Она так измучилась, что у нее не осталось сил даже для радости, а Децим плакал в соседней комнате в объятиях Ливий: то ли от раскаяния, то ли от сознания миновавшего несчастья.
– Пусть девочка, – говорил он, – все равно я больше не заставлю Веллею рожать. Как я вел себя, Ливия, и что делал, ты даже не представляешь! Я мог оскорбить ее и без конца попрекал тем, что она не может выносить хотя бы одного ребенка, тогда как другие женщины рожают по десять. Я переспал со всеми молодыми рабынями, какие есть в имении, – Веллея прекрасно знала об этом и все терпела. Я обвинял ее в том, что моя жизнь не удалась. И… что теперь? – Он беспомощно уставился на сестру.
Ливия не удивилась. Она сказала:
– Теперь исчезнет все наносное, ты перестанешь попусту растрачивать себя.
Децим в сомнении покачал головой:
– Не знаю, не знаю. Помнишь, однажды ты вспомнила, как я сказал: «Наше будущее уже существует»?
Ливия кивнула.
– И мы, – продолжил Децим, – существуем в нем – такие, какими нас создали боги, какими нас сделает прожитая нами жизнь. Ничего не меняется: мы – это и есть наши слова, мысли, достоинства и недостатки. Все совершенное, передуманное мною – это и есть я. Разве я смогу избавиться от этого? – И прибавил со вздохом: – Судьбу-то в кости не выиграешь…
– Вы можете переехать в Рим. Сейчас у нас два дома; мы вновь поселимся у Луция, а ты станешь жить в отцовском, – сказала Ливия, хотя была уверена в том, что Луций не придет в восторг от такого предложения.
– Нет, – невольно отстранившись, ответил Децим, – основная часть моей жизни прошла здесь, мне уже не оторваться от нее. Я и не заметил, как они вошли в меня – эти пейзажи, этот воздух, эти тихие сумерки, весь тот уклад, что издавна существует здесь. Рим манил меня все эти годы, но то был зов призрака, заглушивший голос настоящего. Он научил меня ненавидеть даже тебя. Мне казалось, ты удачливее, тебя любят боги…

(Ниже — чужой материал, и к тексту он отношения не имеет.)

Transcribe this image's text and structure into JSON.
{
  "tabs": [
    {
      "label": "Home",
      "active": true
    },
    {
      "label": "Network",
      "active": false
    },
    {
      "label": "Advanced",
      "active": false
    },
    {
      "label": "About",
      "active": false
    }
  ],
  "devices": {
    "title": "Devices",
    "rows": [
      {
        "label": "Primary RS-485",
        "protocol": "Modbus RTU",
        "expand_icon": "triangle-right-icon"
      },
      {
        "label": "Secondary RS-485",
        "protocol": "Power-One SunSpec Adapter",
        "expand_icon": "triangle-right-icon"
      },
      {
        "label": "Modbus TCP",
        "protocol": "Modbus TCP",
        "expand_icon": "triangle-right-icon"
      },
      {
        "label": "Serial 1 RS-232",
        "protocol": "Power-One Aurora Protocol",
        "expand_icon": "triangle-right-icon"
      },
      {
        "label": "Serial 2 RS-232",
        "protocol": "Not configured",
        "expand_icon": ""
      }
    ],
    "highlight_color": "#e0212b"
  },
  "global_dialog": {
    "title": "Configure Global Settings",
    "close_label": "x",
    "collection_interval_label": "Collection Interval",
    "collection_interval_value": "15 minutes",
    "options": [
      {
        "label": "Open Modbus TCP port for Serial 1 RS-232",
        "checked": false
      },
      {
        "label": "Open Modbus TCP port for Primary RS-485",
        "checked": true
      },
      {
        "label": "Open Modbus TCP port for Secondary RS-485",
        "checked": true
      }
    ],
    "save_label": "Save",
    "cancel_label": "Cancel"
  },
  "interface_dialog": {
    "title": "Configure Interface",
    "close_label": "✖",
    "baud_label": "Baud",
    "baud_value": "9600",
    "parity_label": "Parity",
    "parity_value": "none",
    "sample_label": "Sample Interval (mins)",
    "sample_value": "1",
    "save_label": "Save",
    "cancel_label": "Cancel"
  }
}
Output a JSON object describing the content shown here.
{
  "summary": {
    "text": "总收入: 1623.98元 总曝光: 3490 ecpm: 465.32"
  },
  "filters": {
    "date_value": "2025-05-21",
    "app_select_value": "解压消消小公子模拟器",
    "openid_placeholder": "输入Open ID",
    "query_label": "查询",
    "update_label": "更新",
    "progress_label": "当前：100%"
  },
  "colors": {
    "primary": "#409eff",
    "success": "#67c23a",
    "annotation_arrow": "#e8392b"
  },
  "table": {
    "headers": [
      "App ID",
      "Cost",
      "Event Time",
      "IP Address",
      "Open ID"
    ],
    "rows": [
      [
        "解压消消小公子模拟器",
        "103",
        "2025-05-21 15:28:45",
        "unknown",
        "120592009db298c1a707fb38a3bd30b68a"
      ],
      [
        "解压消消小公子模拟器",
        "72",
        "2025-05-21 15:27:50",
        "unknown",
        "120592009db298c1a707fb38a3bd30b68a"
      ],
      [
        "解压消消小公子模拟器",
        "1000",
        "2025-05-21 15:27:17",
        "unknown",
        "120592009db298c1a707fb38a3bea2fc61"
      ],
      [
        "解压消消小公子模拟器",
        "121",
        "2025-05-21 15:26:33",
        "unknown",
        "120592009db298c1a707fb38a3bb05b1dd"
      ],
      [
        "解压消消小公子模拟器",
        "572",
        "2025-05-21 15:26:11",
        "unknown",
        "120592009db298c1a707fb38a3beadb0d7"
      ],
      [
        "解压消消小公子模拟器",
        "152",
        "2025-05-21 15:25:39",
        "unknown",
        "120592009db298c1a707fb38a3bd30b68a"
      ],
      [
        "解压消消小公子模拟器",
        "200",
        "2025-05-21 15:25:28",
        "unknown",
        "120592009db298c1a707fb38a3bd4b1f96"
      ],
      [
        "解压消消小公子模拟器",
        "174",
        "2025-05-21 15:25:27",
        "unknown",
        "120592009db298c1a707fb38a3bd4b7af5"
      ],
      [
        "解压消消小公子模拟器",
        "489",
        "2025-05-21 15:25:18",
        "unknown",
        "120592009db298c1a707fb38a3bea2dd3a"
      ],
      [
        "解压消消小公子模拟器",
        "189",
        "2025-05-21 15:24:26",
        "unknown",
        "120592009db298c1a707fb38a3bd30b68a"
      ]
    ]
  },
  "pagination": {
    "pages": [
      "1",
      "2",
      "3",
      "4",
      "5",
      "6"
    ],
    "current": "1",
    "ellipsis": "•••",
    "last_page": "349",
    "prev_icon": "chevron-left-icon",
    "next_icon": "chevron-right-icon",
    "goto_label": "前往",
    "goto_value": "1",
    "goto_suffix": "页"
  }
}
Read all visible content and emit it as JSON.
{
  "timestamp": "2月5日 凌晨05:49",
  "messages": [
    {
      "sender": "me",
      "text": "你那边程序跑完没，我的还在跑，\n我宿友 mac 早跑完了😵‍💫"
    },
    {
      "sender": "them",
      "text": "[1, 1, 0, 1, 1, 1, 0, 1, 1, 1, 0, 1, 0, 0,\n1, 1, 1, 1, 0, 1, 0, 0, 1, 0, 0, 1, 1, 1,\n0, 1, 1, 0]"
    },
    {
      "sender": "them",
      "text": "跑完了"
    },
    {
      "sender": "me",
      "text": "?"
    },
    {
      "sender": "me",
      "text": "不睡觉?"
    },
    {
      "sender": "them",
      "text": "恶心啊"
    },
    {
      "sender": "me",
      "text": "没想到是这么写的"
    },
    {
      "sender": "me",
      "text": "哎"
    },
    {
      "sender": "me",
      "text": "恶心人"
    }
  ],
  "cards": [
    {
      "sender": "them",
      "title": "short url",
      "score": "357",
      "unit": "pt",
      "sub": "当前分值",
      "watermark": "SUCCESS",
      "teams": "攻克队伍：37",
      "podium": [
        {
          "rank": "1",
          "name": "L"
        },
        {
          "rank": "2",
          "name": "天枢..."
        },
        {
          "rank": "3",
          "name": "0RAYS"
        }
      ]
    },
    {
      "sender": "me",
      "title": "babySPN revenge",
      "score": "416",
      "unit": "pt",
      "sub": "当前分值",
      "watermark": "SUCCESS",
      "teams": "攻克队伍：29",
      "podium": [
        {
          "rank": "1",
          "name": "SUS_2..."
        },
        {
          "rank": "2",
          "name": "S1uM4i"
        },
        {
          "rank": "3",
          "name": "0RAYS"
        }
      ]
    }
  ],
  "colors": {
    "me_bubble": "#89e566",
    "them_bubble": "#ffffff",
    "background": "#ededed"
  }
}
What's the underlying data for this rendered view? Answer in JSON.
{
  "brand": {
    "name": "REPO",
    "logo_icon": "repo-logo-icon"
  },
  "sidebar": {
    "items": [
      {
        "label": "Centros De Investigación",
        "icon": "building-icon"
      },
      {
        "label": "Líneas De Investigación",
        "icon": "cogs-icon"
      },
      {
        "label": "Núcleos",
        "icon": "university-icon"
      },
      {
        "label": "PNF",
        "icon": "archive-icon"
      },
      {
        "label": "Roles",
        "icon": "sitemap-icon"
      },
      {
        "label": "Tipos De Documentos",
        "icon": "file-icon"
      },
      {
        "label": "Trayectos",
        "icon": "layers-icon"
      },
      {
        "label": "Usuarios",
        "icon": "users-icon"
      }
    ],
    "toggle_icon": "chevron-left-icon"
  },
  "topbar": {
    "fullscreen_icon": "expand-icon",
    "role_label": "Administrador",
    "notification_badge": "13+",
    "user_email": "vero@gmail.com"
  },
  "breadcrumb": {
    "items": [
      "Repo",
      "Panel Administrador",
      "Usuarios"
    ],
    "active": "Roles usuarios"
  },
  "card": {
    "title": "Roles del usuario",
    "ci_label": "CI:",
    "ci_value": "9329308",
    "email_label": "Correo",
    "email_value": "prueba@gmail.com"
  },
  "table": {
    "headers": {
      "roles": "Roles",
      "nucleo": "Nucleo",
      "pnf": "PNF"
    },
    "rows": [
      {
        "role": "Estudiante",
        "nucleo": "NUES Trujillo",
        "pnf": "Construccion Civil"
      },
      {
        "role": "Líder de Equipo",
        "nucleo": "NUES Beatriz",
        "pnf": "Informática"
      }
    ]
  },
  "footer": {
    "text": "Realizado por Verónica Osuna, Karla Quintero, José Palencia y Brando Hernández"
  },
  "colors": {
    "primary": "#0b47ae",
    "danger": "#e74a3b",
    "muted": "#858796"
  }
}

Ливия думала о том, что время все расставило по своим местам, можно сказать, многое решило за них. Вот и она знала наверняка, что будет жить с Луцием Ребиллом до скончанья своих дней, и ничуть не жалела об этом. Ее любовь превратилась в воспоминания, приятные, иногда печальные, но – не слишком тревожащие душу.
Женщина потянулась в постели и вдруг вспомнила, как впервые взяла на руки свою племянницу, крошечную Ливиллу, и заглянула в ее похожие на кусочки гладкого темного мрамора непроницаемые глазки, и тут же почувствовала, что жизнь открывает новую дверь – туда, где полно неожиданных, забавных и приятных впечатлений. И света.
«Никогда не плачь!» – мысленно произнесла она, обращаясь к девочке.
…Ливия улыбнулась, вспоминая эти минуты. Как все-таки прекрасна сельская жизнь, прекрасна именно своей безыскусностью, особенной изящной простотой! Эта матовая песочная штукатурка стен в жилище, безо всякой росписи, окрашенная то в неяркие таинственные тона сумерек, то отражающая густые, глубокие и тревожные цвета заката, то отливающая золотым сиянием дня! А краски природы, а этот воздух, вызывающий почти чувственное наслаждение, особенно в первые часы приезда из Рима, а эта всеобъемлющая, глубокая, казалось, порожденная самой вечностью тишина… Возможно, она, Ливия Альбина, тоже когда-нибудь поселится там…
Тихонько вздохнув, женщина поднялась с постели. Пора возвращаться в прежнюю жизнь. Она уже собиралась кликнуть рабынь, как вдруг в дверь тихо постучали, и следом за этим, не дожидаясь, ответа, в спальню вошла Аскония. Ливия постаралась не выдать удивления.
– Садись, – предложила она после приветствия.